New restrictions bring to mind measures implemented by former president and current vice president Cristina Fernández de Kirchner, who also imposed hard capital controls during her second term in Casa Rosada, the presidential palace, from 2011 to 2015.
Markets were terrified
Argentina’s standing in global markets is at risk once again. The move sparked a selloff of Argentine bonds and stocks, while the price of dollars in unofficial markets spiked, widening a large gap with the official rate – the opposite of what the government intended.
“It shows total desperation,” said Agustín Monteverde, an economist at consultancy Massot Monteverde & Asociados. “They have just hung a sign around their necks that says ‘meltdown’.”
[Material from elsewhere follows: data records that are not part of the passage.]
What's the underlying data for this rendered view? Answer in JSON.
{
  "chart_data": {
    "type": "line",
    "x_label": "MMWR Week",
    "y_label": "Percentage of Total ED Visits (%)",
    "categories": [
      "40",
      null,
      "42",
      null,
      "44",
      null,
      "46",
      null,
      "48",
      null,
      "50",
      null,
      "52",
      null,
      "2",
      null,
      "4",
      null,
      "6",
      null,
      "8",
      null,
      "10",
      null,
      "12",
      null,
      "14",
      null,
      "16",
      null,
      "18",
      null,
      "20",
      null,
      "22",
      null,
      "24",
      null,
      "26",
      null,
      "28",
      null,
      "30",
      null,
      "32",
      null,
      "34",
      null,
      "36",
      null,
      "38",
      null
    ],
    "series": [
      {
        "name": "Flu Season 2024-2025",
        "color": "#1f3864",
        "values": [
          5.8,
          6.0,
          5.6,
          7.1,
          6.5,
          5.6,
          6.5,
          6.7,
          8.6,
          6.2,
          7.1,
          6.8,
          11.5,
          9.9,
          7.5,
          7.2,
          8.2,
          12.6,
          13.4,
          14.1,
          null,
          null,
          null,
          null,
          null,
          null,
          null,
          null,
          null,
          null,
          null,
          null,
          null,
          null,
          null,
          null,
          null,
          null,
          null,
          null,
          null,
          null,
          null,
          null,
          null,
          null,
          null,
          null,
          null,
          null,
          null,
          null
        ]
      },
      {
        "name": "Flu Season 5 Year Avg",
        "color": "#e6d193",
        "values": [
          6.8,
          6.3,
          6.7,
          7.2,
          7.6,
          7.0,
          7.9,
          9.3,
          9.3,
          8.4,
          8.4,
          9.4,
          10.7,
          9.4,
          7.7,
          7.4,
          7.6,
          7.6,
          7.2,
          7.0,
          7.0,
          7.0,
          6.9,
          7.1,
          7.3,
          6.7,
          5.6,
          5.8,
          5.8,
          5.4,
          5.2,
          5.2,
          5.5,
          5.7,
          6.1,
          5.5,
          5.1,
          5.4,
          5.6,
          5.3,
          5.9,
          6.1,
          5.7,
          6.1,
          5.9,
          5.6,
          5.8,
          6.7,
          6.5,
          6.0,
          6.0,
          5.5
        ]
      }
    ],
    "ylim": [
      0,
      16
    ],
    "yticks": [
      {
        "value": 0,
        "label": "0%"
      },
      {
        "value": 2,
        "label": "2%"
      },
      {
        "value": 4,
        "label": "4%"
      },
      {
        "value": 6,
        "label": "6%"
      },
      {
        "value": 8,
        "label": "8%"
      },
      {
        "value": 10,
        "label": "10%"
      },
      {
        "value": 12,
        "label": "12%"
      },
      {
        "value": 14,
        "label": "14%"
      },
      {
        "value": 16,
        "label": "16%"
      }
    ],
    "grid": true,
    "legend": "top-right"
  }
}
The tightened controls underscore how Argentina’s left-leaning Peronist government is struggling to unwind interventionist policies that have long dogged the resource-rich country, despite sealing a major recent debt restructuring deal.
The central bank now finds itself in a precarious position, with net reserves having fallen to as low as $6.8 billion including holdings of gold, according to a J.P. Morgan estimate, despite capital controls put in place last year.
It faces negotiations with the International Monetary Fund to delay more than $40 billion in payments due in the next few years. Investors said tighter controls could muddy those talks.
Capital controls have created a nearly 90% divergence between official and unofficial peso rates, as dollar demand has remained high.
“The government had two paths: to finally propose an economic program that would allow it to get out of capital controls and allow public accounts to be put in order, or a new very restrictive tourniquet,” concluded Spotorno, from Orlando Ferreres & Asociados. “The latter is what it has just done.”